[/size]Viande bio et bonheur des animaux
Marjolaine Jolicoeur - Journal AHIMSA, automne 2005
- "Je ne mange que de la viande heureuse"...
J'ai entendu cette étrange expression à plusieurs reprises, lors d’un festival écologique où, pendant trois jours, AHIMSA avait une table d’infos. Explication des écologistes carnivores devant mon étonnement : de la viande heureuse c’est de la viande biologique. Un méchoui de boeuf bio avait même été prévu, gracieuseté d’un distributeur local. Heureusement pour le boeuf, aucun morceau de cadavre heureux ne tourna sur la broche. Mais malheureusement pour nous, une conférence de ce distributeur bio se déroula à quelques mètres de notre table d’infos. Un délire de deux heures qui mélangeait à la fois viande heureuse, complots mondiaux et peur collective. Une sorte de poutine écolo à la sauce conspirationniste.

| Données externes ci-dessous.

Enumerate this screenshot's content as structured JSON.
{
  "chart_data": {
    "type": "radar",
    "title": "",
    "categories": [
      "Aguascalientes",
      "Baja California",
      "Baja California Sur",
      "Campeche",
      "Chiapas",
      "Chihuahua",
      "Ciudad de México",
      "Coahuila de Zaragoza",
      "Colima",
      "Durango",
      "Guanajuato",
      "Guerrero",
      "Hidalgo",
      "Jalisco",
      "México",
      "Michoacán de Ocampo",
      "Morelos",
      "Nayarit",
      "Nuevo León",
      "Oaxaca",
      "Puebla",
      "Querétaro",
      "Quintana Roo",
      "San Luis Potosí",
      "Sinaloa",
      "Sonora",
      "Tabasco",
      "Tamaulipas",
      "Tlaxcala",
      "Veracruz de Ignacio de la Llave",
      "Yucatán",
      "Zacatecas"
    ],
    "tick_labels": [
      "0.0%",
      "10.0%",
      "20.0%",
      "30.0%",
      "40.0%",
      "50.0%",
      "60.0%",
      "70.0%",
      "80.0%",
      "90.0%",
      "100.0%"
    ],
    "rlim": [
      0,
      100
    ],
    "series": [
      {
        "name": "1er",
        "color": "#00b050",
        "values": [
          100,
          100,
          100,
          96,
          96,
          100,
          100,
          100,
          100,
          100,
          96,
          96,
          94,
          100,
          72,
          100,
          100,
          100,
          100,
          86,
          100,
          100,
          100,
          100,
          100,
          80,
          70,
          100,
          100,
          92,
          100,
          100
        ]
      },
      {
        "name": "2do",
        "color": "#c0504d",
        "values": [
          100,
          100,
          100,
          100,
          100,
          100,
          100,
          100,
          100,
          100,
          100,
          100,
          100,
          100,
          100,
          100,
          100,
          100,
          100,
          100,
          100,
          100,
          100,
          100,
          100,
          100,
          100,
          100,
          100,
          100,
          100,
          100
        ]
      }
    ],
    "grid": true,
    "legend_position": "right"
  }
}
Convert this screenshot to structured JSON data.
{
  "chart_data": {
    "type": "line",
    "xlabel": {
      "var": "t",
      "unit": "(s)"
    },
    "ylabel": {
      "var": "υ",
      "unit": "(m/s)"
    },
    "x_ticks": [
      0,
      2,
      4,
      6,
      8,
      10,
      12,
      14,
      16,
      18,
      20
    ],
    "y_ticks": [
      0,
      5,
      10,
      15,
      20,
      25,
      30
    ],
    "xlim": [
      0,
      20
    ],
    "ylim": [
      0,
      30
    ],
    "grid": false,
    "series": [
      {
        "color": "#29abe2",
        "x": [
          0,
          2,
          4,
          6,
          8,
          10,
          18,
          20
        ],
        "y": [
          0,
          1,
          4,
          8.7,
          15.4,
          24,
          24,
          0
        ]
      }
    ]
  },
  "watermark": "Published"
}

Pas mal mélangé lui-même, le gourou de la viande bio se donnait comme mission de distribuer le plus largement possible de la viande heureuse afin d’apporter la santé aux humains et à la planète. Mon intervention ne fut guère appréciée: "Vous vous donnez surtout bonne conscience en mangeant de la viande bio. La viande bio n’est pas la solution aux gaspillages de l’eau et des céréales, elle ne règle pas l’exploitation, la domination et la souffrance des animaux, ni l’horreur de l’abattoir. Vous croyez vraiment que vous allez sauver la planète en mangeant de la viande bio?"
Vague de protestations parmi les nombreux producteurs bios présents. Un éleveur de chevreaux bios s’est levé et un trémolo dans la voix a dit combien il aimait sincèrement ses animaux, faisant même une prière avant de les égorger. Vantant les mérites de son élevage, une productrice de poulets bio a juré que ses animaux étaient bien traités, que cela contribuait à la qualité de la chair (Pas la sienne, celle des poulets). Un comique tenta d’orienter la discussion vers le "cri de la carotte", que les plantes souffrent aussi, tout comme le boeuf. Sortons nos mouchoirs pour pleurer la patate qui cuit au four mais le gourou de la viande bio me fit taire en répétant à plusieurs reprises qu’il fallait se méfier des "extrémistes". Des producteurs bio se tournèrent vers la table d’AHIMSA en chuchotant que les "extrémistes" se trouvaient justement de ce côté là.
A la fin de cet interminable sermon à la gloire de la viande bio, plusieurs personnes sont venues nous voir. Un couple de végétariens trouvaient cette valorisation écologique de la viande bio tout à fait absurde, autant pour la planète que pour les animaux. Un homme nous raconta l’histoire de son grand-père qui, lorsqu’il faisait boucherie, disparaissait ensuite de longues heures pour pleurer. Et comment lui-même, après avoir élevé et tué ses lapins bios, abandonna cet élevage pour devenir peu à peu végétarien parce qu’il ressentait maintenant, face aux animaux, un sentiment de "culpabilité". Une jeune anglophone vegan rafla plusieurs dizaines de nos tracts pour les distribuer en déclarant que, bio ou pas, "meat is murder" ("la viande c’est un meurtre").
http://www.ass-ahimsa.net/ferme6.html
Par rapport à la question d'Ardjopa, je retiens cette phrase : "Un homme nous raconta l’histoire de son grand-père qui, lorsqu’il faisait boucherie, disparaissait ensuite de longues heures pour pleurer."